The leukemoid reactions of the lymphatic and monocytic-lymphatic types are characterized by the similarity of peripheral blood with a picture of chronic lymphocytic leukemia or acute leukemia. Such reactions occur as changes in the blood in case of completely independent diseases - viral infectious mononucleosis and low-symptom viral lymphocytosis.
According to the blood picture, leukemoid reactions in low-symptom infectious lymphocytosis and symptomatic leukemoid reactions in whooping cough, chickenpox, rubella, scarlet fever are identical. Leukocytosis usually reaches 30,000–40,000 and even 90,000–140,000. In the leukogram, lymphocytes usually predominate, but a known percentage of macrogeneration of lymphocytes, atypical lymphocytes, and reticular cells can be detected. When oligosymptomatic infectious lymphocytosis there is an increased percentage of eosinophils and polysegmental neutrophils.

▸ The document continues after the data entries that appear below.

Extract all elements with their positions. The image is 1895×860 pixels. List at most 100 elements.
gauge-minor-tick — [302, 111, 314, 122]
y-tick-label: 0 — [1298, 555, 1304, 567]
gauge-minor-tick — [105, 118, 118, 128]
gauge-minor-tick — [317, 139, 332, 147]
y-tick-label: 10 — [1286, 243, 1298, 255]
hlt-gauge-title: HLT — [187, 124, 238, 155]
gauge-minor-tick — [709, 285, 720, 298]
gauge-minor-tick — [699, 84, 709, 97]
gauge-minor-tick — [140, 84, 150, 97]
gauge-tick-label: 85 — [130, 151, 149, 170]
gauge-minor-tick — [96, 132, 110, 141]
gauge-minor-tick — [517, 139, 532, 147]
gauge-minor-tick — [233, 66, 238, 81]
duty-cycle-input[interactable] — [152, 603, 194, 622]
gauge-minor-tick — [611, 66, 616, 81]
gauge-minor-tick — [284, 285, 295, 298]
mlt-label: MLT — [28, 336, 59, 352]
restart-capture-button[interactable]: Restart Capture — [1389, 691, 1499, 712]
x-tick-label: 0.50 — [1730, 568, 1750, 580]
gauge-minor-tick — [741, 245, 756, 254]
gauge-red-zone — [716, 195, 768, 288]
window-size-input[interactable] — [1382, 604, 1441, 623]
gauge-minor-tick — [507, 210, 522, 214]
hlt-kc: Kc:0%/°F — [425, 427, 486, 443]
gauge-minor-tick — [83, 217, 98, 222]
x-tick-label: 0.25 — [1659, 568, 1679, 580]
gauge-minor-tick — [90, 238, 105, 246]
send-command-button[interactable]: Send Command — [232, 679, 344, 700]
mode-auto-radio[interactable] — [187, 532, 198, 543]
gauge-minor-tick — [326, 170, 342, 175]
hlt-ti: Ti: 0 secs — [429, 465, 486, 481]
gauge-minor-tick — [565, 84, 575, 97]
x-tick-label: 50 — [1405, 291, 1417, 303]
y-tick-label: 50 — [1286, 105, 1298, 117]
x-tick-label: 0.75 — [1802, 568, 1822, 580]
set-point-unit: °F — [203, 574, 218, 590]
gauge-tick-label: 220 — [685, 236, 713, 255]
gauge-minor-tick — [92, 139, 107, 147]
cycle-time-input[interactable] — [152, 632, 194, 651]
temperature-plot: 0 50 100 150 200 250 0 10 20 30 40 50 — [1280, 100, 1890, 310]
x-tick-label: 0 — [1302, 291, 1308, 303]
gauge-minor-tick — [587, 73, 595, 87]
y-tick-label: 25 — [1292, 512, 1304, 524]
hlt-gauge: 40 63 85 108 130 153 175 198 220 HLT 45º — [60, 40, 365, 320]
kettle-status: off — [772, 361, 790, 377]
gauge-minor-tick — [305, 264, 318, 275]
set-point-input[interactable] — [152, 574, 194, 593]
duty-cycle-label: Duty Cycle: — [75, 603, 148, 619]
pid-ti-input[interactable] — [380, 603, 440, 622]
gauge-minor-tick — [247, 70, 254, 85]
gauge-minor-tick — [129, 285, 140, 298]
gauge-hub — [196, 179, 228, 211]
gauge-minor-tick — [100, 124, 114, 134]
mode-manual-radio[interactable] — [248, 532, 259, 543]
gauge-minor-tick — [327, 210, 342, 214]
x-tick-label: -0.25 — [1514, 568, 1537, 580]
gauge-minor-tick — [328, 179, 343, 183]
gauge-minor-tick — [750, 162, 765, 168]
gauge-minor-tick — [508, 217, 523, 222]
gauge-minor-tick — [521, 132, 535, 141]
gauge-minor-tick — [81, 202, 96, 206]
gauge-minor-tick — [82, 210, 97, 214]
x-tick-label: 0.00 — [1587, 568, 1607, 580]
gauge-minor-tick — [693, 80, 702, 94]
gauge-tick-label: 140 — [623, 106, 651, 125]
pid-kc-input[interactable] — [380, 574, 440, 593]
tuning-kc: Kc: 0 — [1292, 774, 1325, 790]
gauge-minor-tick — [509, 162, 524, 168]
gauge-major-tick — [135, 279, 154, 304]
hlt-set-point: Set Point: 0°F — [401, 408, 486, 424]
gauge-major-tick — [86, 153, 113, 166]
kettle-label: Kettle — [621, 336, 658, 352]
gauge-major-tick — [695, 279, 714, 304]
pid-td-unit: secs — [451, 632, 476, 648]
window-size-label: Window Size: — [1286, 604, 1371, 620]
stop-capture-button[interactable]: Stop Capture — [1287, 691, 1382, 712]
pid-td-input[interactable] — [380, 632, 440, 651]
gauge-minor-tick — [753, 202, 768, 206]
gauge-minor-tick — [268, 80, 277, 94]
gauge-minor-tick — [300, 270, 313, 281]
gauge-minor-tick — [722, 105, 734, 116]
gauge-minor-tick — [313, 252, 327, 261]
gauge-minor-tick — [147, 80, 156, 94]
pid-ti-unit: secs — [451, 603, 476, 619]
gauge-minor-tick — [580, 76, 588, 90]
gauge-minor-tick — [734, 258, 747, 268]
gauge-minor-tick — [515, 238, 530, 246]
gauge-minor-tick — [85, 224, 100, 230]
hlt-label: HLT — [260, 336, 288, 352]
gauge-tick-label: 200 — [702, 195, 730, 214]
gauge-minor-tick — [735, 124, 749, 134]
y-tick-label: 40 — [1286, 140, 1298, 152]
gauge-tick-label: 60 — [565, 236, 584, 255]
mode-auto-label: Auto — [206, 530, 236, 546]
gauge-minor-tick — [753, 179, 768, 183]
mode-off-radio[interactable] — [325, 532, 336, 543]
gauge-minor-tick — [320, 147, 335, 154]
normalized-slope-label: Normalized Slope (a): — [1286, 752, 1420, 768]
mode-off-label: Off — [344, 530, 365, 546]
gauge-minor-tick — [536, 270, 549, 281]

With a differential diagnosis from a blood picture in chronic lymphocytic leukemia, one should take into account the presence of a large percentage of leukolysis cells in lymphocytic leukemia and a small percentage of them in leukemoid lymphocytosis; In addition, lymphatic leukemoid reactions such as infectious lymphocytosis occur in children from 2–3 to 14–15 years old, and chronic lymphocytic leukemia occurs in people over 40 years old. It is necessary to emphasize the rapid disappearance of leukemoid lymphocytosis - the number of leukocytes and the blood count return to normal after 5 to 7 weeks.